Breaking the Assumption of Review to Accept

It was one of the European Testing Conference calls, and I forgot to ask at the end of the call if they'd trust me to summarize the call in a tweet. I remembered I forgot only an hour later, and they were no longer around. I send a message asking for the trust, and the response taught me something of relevance I had had hard time communication before. The response asked me to run the message through them.

I felt deflated. I no longer wanted to write that tweet. I felt they did not trust me. I felt they wanted control over my tweets.

I sat on the response for some hours, thinking I would let it pass without tweeting, without saying anything. But eventually I responded and expressed how I felt.

"I do really bad with reviews (for acceptance), they suffocate my ability to do things. I do "you can ask me to delete" style of reviews." - I told them. 

"It's a tweet. Go ahead" and "I'm sure you'd look out for me" was just the response I needed.

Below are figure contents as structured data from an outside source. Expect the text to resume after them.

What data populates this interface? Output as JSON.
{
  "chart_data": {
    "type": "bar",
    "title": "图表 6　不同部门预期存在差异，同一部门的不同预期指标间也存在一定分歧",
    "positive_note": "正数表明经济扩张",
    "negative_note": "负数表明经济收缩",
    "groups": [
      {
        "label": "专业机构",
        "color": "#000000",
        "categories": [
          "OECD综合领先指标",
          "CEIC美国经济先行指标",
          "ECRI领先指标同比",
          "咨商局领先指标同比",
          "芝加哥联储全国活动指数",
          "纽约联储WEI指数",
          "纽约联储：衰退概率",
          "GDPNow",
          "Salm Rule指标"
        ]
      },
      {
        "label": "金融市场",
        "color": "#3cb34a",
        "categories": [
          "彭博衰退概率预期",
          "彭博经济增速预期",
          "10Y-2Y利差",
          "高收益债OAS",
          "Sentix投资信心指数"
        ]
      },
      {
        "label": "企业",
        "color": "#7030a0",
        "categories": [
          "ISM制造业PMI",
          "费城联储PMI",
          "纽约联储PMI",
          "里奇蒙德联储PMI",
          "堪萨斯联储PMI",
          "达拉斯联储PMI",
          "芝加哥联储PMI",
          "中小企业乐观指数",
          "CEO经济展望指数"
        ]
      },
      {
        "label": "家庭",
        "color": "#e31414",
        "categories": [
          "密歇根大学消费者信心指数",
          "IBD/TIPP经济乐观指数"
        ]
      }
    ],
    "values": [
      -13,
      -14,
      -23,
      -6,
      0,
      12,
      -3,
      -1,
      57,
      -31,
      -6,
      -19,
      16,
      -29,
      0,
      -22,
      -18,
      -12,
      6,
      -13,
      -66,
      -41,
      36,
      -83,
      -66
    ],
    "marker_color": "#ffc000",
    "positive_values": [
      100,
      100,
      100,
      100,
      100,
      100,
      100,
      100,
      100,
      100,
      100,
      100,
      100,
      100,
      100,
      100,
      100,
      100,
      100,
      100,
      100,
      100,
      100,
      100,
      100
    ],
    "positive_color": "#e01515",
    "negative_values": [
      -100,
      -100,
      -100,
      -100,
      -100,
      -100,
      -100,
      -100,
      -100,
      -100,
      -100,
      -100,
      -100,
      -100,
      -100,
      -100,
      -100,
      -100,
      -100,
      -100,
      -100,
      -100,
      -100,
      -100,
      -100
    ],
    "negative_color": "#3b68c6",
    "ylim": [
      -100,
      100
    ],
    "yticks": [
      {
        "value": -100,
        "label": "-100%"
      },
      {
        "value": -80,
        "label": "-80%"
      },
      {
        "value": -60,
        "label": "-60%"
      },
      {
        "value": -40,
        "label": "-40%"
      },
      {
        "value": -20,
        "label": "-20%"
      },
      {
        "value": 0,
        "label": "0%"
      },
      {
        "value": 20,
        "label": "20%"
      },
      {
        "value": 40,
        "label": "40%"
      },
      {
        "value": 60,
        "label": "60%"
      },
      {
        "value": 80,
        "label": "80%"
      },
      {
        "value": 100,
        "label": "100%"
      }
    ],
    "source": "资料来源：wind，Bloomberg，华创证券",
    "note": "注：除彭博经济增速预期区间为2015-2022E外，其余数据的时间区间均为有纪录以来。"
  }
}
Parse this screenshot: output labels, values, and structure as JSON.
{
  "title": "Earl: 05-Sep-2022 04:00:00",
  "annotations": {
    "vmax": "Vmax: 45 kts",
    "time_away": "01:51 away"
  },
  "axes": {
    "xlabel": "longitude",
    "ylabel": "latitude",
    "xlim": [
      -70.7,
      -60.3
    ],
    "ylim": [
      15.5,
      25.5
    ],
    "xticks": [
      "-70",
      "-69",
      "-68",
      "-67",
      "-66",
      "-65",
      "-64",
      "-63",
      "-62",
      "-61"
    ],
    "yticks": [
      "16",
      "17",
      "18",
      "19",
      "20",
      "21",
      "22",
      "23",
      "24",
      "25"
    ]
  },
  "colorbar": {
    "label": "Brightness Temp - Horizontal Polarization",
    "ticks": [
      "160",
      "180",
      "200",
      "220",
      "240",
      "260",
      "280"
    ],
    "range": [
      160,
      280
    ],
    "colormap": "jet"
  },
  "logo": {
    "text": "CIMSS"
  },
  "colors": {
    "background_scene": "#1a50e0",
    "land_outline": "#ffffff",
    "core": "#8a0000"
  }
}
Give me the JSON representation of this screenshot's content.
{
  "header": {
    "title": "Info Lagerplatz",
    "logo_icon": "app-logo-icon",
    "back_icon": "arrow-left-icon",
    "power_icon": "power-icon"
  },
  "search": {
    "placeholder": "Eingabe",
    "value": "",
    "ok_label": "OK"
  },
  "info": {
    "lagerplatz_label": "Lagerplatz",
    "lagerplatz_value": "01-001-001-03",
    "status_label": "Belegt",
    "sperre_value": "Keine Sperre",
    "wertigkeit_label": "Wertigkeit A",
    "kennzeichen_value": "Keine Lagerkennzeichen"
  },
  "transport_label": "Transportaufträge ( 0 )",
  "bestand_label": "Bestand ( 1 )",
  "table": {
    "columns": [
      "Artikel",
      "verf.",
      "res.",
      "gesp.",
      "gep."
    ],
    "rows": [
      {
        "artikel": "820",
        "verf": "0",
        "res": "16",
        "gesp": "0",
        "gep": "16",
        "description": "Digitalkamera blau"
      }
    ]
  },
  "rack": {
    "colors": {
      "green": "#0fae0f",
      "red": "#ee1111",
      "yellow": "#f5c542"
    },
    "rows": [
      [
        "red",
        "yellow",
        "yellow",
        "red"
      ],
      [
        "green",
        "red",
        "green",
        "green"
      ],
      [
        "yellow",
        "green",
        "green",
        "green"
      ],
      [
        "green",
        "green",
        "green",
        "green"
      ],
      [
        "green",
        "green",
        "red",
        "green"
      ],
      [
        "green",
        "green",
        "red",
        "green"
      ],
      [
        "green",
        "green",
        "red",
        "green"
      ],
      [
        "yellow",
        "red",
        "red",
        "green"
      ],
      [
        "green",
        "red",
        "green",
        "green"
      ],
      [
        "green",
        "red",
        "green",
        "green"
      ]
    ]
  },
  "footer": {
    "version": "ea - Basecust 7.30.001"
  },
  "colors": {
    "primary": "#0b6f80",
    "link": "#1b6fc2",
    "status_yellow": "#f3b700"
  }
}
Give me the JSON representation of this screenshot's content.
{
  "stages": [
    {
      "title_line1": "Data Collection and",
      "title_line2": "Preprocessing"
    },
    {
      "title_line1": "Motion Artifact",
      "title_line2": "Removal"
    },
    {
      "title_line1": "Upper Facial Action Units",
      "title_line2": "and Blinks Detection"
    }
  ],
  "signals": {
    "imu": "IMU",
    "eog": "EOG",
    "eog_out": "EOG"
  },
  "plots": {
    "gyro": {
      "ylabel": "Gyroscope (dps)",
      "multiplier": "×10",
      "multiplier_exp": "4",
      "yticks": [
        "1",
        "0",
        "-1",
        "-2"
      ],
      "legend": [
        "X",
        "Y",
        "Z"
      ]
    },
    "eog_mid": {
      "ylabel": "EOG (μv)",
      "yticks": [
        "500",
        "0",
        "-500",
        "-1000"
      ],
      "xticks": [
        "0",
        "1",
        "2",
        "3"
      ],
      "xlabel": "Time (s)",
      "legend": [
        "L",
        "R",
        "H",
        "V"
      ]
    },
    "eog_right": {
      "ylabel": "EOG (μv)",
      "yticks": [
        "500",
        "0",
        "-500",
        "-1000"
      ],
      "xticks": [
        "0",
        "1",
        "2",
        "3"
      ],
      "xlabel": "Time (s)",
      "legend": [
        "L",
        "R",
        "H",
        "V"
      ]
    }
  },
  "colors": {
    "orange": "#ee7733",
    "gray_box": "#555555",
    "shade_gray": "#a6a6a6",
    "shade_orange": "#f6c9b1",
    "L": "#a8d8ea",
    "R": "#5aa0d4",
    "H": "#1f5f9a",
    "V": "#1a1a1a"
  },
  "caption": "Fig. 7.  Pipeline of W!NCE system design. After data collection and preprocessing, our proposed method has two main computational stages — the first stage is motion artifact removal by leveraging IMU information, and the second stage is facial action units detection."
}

They did not ask me to delete my tweet. I would have if they asked me to. The risk of me doing something irreversible was very low. There was no particular reason why the review needed to happen before the material was published as it could happen after. I would carry the risk of apologizing in public, explaining in public and reaching out to people with the odd chance that this time I failed at doing something I did routinely.

The tweet was something that made a pattern of how I prefer working very visible.

I build skills and competencies in me & people around me to do things without acceptance.
I expect things are discussed in preparation, not reviewed as final step.
I trust the doer to pull help when help is needed.

I was writing release notes for millions of users, all by myself. As we added another product, the product people wanted a review before publishing. I asked them to publish their own release notes.What we were already publishing routinely had all the info they needed. They just needed to add the review and republish. Waiting for that step did not make sense to me.

I welcome feedback on mistakes, to grow the skill. I kick out the testing-fashioned acceptance review, unless I see it is founded on actual risk.

I don't let people do this to me, and I don't do this to people. I've given up on being the guardian of quality and become the facilitator of quality. The work happens before and while, not after. And there's always the next cycle to act on feedback on mistakes.